Almost three quarters of the 2,422 women in New York state prisons are mothers, according to the Women in Prison Project, a nonprofit effort to advocate for incarcerated females. More than half of those women are from New York City or the surrounding suburbs. That puts the mothers from the city serving at Albion between seven and eight hours away from their kids.

From the bus the children filed into the Visitors Hospitality Center, where all visitors to Albion register before entering the prison. The room was quiet. Fridays are not official visiting days. This was a special event, set up by the Osborne Association, a New York City nonprofit that advocates for incarcerated people and their families.
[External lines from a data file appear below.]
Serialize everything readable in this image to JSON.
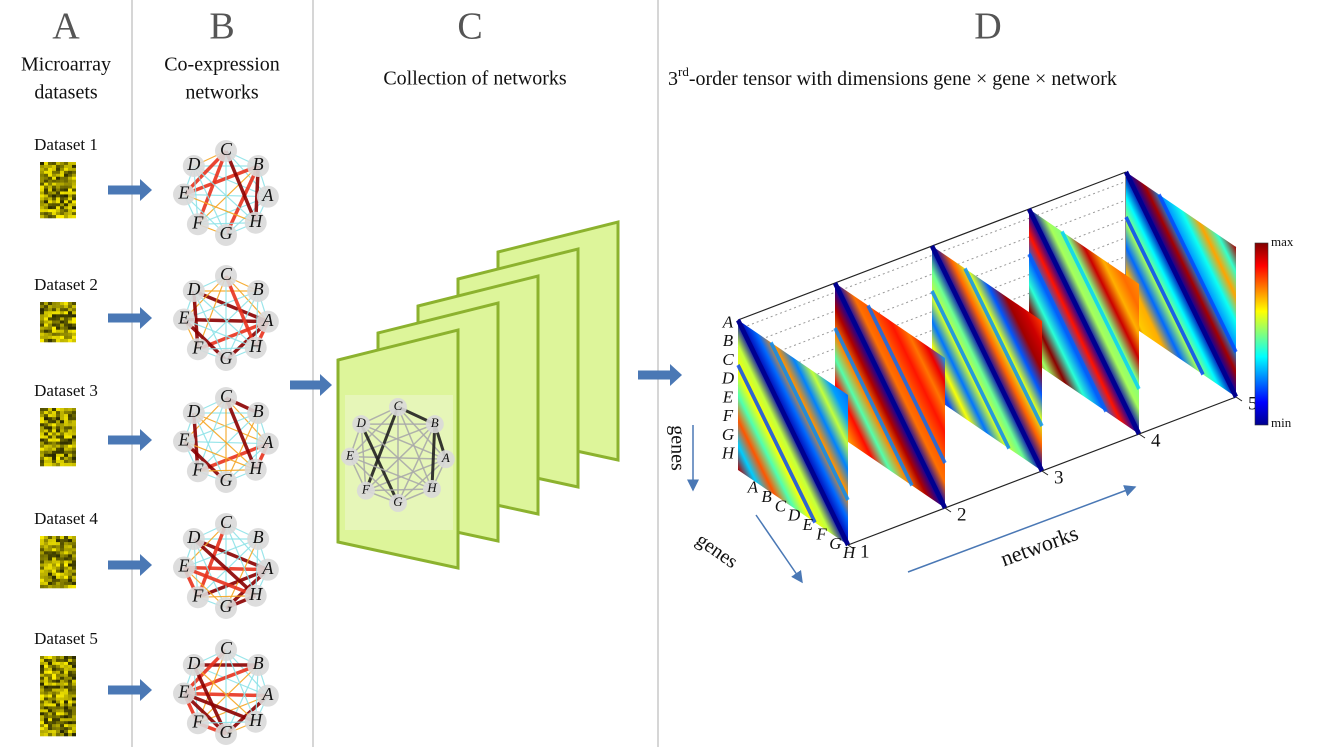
{
  "panels": [
    {
      "letter": "A",
      "title": [
        "Microarray",
        "datasets"
      ]
    },
    {
      "letter": "B",
      "title": [
        "Co-expression",
        "networks"
      ]
    },
    {
      "letter": "C",
      "title": [
        "Collection of networks"
      ]
    },
    {
      "letter": "D",
      "title": [
        "3",
        "rd",
        "-order tensor with dimensions gene × gene × network"
      ]
    }
  ],
  "datasets": [
    "Dataset 1",
    "Dataset 2",
    "Dataset 3",
    "Dataset 4",
    "Dataset 5"
  ],
  "node_labels": [
    "A",
    "B",
    "C",
    "D",
    "E",
    "F",
    "G",
    "H"
  ],
  "tensor": {
    "gene_labels": [
      "A",
      "B",
      "C",
      "D",
      "E",
      "F",
      "G",
      "H"
    ],
    "gene_axis_label": "genes",
    "network_axis_label": "networks",
    "network_ticks": [
      1,
      2,
      3,
      4,
      5
    ],
    "colorbar": {
      "max": "max",
      "min": "min"
    }
  }
}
Four sisters from Queens took the seats closest to the door, as if they knew they'd be first into the prison. Tamara, 18, a freshman at John Jay College, held her sister Sophie, 2, on her lap. Serena, 14, and Dana, 11, sat next to them. (The names of all children mentioned in this article have been changed out of concern for their privacy and safety.) Sophie worked a blue-green pacifier around her mouth. Her sisters' faces held blank, almost tired looks. They knew they were a few hundred yards from the mother they hadn't seen since August.

"My stomach started hurting," Serena said later. "I was anxious. I wanted to see her. And then we had to sit and wait."
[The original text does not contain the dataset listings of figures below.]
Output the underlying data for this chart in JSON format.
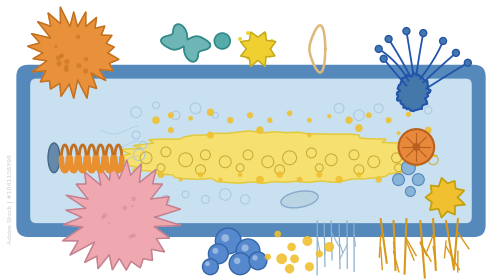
{
  "bg_color": "#ffffff",
  "cell_border_color": "#5588bb",
  "cell_fill_color": "#c8e0f0",
  "cell_inner_border": "#4a7aaa",
  "nucleus_fill": "#f5e070",
  "nucleus_edge": "#e0c840",
  "coil_orange": "#e89030",
  "coil_dark": "#c07020",
  "coil_cap": "#5577aa",
  "virus_orange_fill": "#e8903a",
  "virus_orange_edge": "#c07020",
  "teal_fill": "#55aaaa",
  "teal_edge": "#338888",
  "yellow_star_fill": "#f0d030",
  "yellow_star_edge": "#c0a820",
  "blue_neuron_fill": "#4477aa",
  "blue_neuron_edge": "#2255aa",
  "orange_org_fill": "#e8883a",
  "orange_org_edge": "#b86020",
  "yellow_org_fill": "#f0c030",
  "yellow_org_edge": "#c0a010",
  "pink_virus_fill": "#f0a8b0",
  "pink_virus_edge": "#c08090",
  "blue_dot_fill": "#5588cc",
  "blue_dot_edge": "#3366aa",
  "figsize": [
    5.0,
    2.8
  ],
  "dpi": 100
}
Waiting is something Serena and her counterparts on the bus have much experience with. Inmate mothers often are the only parent in their children's lives, according to the Women in Prison Project. The vast distance between Albion Correctional Facility and New York City is a huge obstacle by itself. Couple those miles with the circumstances of poverty these families often shoulder, and regular visits are extraordinarily difficult and prohibitively expensive.
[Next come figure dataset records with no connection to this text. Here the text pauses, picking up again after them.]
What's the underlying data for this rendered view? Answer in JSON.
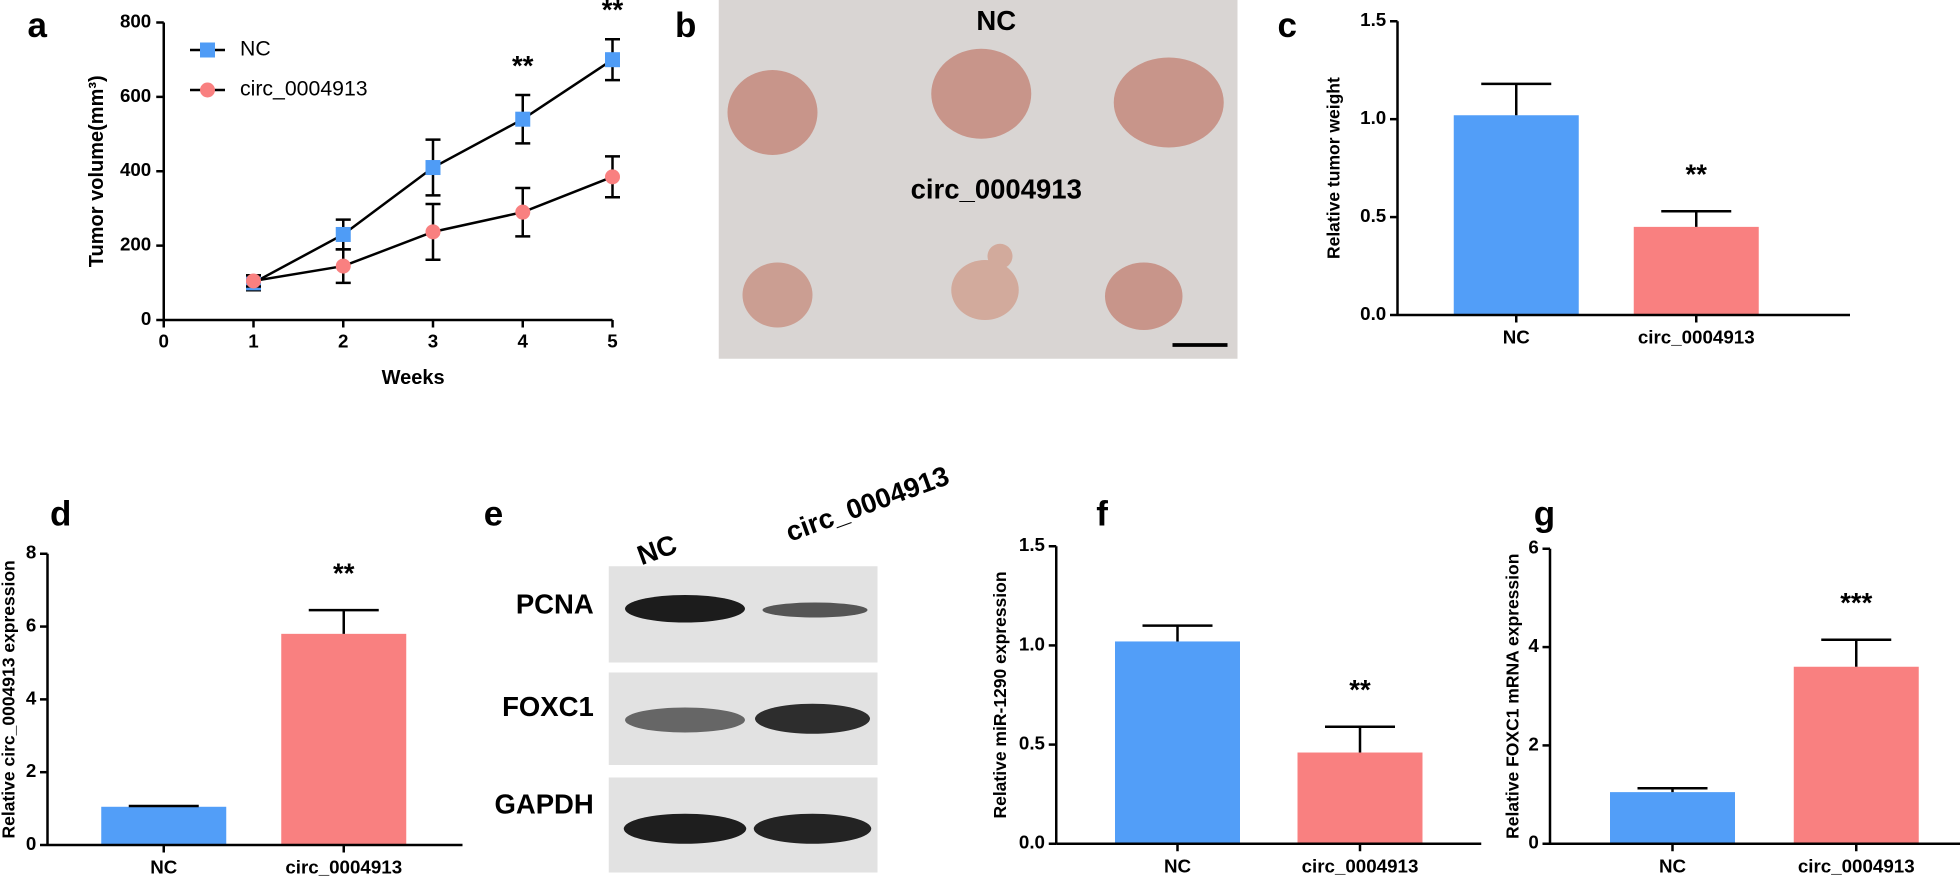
{
  "chart_data": [
    {
      "type": "line",
      "panel_label": "a",
      "xlabel": "Weeks",
      "ylabel": "Tumor volume(mm³)",
      "x": [
        1,
        2,
        3,
        4,
        5
      ],
      "xlim": [
        0,
        5
      ],
      "xticks": [
        0,
        1,
        2,
        3,
        4,
        5
      ],
      "ylim": [
        0,
        800
      ],
      "yticks": [
        0,
        200,
        400,
        600,
        800
      ],
      "series": [
        {
          "name": "NC",
          "color": "#4f9cf6",
          "marker": "square",
          "values": [
            100,
            230,
            410,
            540,
            700
          ],
          "errors": [
            20,
            40,
            75,
            65,
            55
          ]
        },
        {
          "name": "circ_0004913",
          "color": "#f98080",
          "marker": "circle",
          "values": [
            105,
            145,
            237,
            290,
            385
          ],
          "errors": [
            15,
            45,
            75,
            65,
            55
          ]
        }
      ],
      "annotations": [
        {
          "text": "**",
          "x": 4
        },
        {
          "text": "**",
          "x": 5
        }
      ]
    },
    {
      "type": "bar",
      "panel_label": "c",
      "ylabel": "Relative tumor weight",
      "categories": [
        "NC",
        "circ_0004913"
      ],
      "colors": [
        "#529ef8",
        "#f98080"
      ],
      "values": [
        1.02,
        0.45
      ],
      "errors": [
        0.16,
        0.08
      ],
      "ylim": [
        0,
        1.5
      ],
      "yticks": [
        {
          "value": 0,
          "label": "0.0"
        },
        {
          "value": 0.5,
          "label": "0.5"
        },
        {
          "value": 1,
          "label": "1.0"
        },
        {
          "value": 1.5,
          "label": "1.5"
        }
      ],
      "annotations": [
        {
          "text": "**",
          "x": "circ_0004913"
        }
      ]
    },
    {
      "type": "bar",
      "panel_label": "d",
      "ylabel": "Relative circ_0004913  expression",
      "categories": [
        "NC",
        "circ_0004913"
      ],
      "colors": [
        "#529ef8",
        "#f98080"
      ],
      "values": [
        1.05,
        5.8
      ],
      "errors": [
        0.02,
        0.65
      ],
      "ylim": [
        0,
        8
      ],
      "yticks": [
        0,
        2,
        4,
        6,
        8
      ],
      "annotations": [
        {
          "text": "**",
          "x": "circ_0004913"
        }
      ]
    },
    {
      "type": "bar",
      "panel_label": "f",
      "ylabel": "Relative miR-1290 expression",
      "categories": [
        "NC",
        "circ_0004913"
      ],
      "colors": [
        "#529ef8",
        "#f98080"
      ],
      "values": [
        1.02,
        0.46
      ],
      "errors": [
        0.08,
        0.13
      ],
      "ylim": [
        0,
        1.5
      ],
      "yticks": [
        {
          "value": 0,
          "label": "0.0"
        },
        {
          "value": 0.5,
          "label": "0.5"
        },
        {
          "value": 1,
          "label": "1.0"
        },
        {
          "value": 1.5,
          "label": "1.5"
        }
      ],
      "annotations": [
        {
          "text": "**",
          "x": "circ_0004913"
        }
      ]
    },
    {
      "type": "bar",
      "panel_label": "g",
      "ylabel": "Relative FOXC1 mRNA  expression",
      "categories": [
        "NC",
        "circ_0004913"
      ],
      "colors": [
        "#529ef8",
        "#f98080"
      ],
      "values": [
        1.05,
        3.6
      ],
      "errors": [
        0.08,
        0.55
      ],
      "ylim": [
        0,
        6
      ],
      "yticks": [
        0,
        2,
        4,
        6
      ],
      "annotations": [
        {
          "text": "***",
          "x": "circ_0004913"
        }
      ]
    }
  ],
  "images": [
    {
      "panel_label": "b",
      "labels": [
        "NC",
        "circ_0004913"
      ]
    },
    {
      "panel_label": "e",
      "lanes": [
        "NC",
        "circ_0004913"
      ],
      "bands": [
        "PCNA",
        "FOXC1",
        "GAPDH"
      ]
    }
  ]
}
Twice a year, through the Osborne Association's Family Ties program, led by Diana Archer, the nonprofit shuttles up to 25 kids north. It's too far to drive. With a team of volunteer chaperons, many from St. James Church on Madison Avenue in Manhattan, the children take a short flight to Rochester, and everyone stays in a hotel for the night before visiting the prison the following day. The trip is free for the children—making it a lifeline for families too poor to afford the journey on their own.

"Poverty is at the top of the line of reasons" for why families can't make it to Albion, said Elizabeth Maldonado, who's been teaching the parenting class for Osborne for several years. She said that children of incarcerated parents often end up with a grandparent, and that they usually need financial support from social services. "It's never enough," Maldonado said of those benefits. "They only do the bare minimum. It just gets [families] to the poverty level. It's not enough to do extracurricular stuff, like visiting their mother."

Linda Smith, the grandmother to the four girls, is making it, but not by much. "With shoestrings, we manage," she said. Smith feeds four growing girls and herself on an administrative assistant's salary and a little bit of public assistance. The city recently cut the family's food stamps because Tamara was going to college and not participating in a welfare work program. "The welfare department is disgusting," said Smith.

The journey to Albion had begun before dawn on the previous day, as children left their homes in New York City for rides to the airport. From a plane they took a bus to the Vineyard Church in Rochester, where they killed time playing UNO, Go Fish and basketball, and crafting cards bearing messages of love and congratulations for their mothers. They played in a pool, went to bed, and got on the bus again to visit their moms in jail.